Notorious bad girl of the internet, Lily Phillips thinks that young people need better protection from seeing adult content.

Lily Phillips may be one of the UK’s most scandalous porn stars—so notorious that she’s recently gone on record as saying that she hopes she dies mid-coitus—but even she thinks that it’s a real problem that it’s so easy for kids to access adult content. Phillips is someone who was made famous by a mass sex stunt in which she had sexual interactions with 101 men in a day, so while it’s understandable that it’s confusing to hear such a message coming from her, that contradiction deserves immediate attention.

Many women—Phillips included—find sex work empowering. Lily is an outspoken advocate for her work and isn’t at all shy about the fact that she has no intention of stopping. She intends to continue being a sex worker into her golden years and takes great pride in her career. She’s financially independent, making multi-millions annually doing what she loves. She’s unapologetically sexual, and her actions have frequently been a necessary catalyst for debates around the importance of consent, agency, and the fame that comes with being in adult entertainment. She’s not at all ashamed of her choices—she’s proud of them.
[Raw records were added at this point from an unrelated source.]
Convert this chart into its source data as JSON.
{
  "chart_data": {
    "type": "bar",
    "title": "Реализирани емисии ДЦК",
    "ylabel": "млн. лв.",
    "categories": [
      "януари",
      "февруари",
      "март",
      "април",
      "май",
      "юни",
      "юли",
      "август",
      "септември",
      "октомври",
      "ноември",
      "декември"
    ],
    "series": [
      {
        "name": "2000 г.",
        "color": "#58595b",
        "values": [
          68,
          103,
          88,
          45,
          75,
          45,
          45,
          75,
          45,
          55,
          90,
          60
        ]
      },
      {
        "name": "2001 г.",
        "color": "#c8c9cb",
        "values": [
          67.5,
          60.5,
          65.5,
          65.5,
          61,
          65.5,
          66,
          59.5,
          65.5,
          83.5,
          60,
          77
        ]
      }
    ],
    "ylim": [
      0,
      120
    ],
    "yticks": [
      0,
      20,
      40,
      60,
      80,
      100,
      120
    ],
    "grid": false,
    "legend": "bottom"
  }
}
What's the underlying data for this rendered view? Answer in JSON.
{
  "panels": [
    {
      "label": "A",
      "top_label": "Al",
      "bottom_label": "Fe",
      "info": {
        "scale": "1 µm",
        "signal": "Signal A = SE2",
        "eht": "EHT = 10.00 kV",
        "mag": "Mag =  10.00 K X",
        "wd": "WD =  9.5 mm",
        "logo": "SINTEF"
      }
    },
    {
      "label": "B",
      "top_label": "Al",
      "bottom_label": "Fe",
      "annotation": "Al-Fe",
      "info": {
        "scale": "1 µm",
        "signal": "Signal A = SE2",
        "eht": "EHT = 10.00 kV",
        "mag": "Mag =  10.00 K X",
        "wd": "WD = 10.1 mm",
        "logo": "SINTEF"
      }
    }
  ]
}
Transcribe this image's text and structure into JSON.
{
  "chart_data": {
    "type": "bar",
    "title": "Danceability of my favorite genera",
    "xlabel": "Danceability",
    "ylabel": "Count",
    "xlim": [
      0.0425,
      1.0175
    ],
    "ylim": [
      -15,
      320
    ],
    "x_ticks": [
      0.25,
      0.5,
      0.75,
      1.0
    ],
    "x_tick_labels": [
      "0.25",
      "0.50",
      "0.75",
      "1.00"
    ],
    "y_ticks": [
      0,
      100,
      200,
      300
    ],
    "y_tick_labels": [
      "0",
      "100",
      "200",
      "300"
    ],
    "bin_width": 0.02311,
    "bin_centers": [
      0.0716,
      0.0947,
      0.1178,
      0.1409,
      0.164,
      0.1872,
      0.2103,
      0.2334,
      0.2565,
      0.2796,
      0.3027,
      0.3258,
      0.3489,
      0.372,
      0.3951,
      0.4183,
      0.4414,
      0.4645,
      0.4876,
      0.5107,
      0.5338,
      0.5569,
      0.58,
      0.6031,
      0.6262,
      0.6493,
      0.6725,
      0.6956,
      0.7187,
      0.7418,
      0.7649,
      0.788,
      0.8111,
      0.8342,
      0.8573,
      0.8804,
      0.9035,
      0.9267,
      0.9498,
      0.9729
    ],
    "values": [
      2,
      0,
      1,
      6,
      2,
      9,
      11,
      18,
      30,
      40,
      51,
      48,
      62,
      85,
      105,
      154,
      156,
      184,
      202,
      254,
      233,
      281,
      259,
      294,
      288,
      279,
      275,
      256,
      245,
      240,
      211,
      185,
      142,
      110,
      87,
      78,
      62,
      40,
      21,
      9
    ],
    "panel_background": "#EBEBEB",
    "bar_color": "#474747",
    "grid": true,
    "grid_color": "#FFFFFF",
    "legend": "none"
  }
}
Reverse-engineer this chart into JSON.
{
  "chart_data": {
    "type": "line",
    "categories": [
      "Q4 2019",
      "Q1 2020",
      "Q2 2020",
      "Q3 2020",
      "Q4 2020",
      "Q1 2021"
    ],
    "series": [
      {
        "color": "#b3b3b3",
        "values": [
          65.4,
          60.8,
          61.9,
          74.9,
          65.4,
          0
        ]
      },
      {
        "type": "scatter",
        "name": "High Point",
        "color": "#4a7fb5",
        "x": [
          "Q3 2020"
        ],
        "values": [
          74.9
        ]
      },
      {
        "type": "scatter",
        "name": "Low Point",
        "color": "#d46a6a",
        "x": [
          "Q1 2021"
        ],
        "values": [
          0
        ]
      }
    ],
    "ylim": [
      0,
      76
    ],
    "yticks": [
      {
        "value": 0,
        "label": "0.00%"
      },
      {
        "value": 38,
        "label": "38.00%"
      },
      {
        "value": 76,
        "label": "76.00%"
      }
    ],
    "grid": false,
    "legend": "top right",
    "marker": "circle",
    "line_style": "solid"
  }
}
Despite having a successful career in adult entertainment, Phillips believes that a firmer line needs to be drawn when it comes to youth exposure to pornographic content. In a recent interview, Phillips revealed that she first saw porn at the tender age of 11—something she has since come to recognize as highly problematic. She doesn’t blame porn itself, but believes very firmly that adult content needs to be kept in adult spaces. Phillips has stressed that young people are too often lured in by glamorized earnings reports from adult entertainment stars and sexualized content that young minds are not at all emotionally equipped to process. Phillips says that she’s particularly wary of creators who brag about their massive earnings publicly, saying that—unintentionally or not—they’re encouraging teens to set off down the same path before they’re mature enough to make a career move that may limit their future opportunities.

Lily Phillips is intimately familiar with the emotional toll that can accompany the creation of adults-only content. In the fall of 2024, she put on a mass sex stunt in which she had sexual contact with 101 men in a day, and experienced a heavy emotional fallout she hadn’t anticipated. Phillips stated that not all participants respected her during the event, and that even though she voluntarily put on the event, it left her drained. Since that stunt, she’s spoken on BBC Newsnight and numerous podcasts, regularly warning viewers that the life of an adults-only entertainer isn’t the glamorous journey that social media makes it seem. Even with the kind of money she makes—again, Phillips brings in no less than six figures a month from her work—the industry takes a toll on the creators who keep it going, and she doesn’t want minors being reeled in by a filtered version of the truth.

Lily Phillips may say that she wants to go out not only with a bang, but while banging. Still, she firmly believes that young people need to be shielded from the content that has made her a cultural icon. It isn’t censorship she’s calling for – it’s boundaries.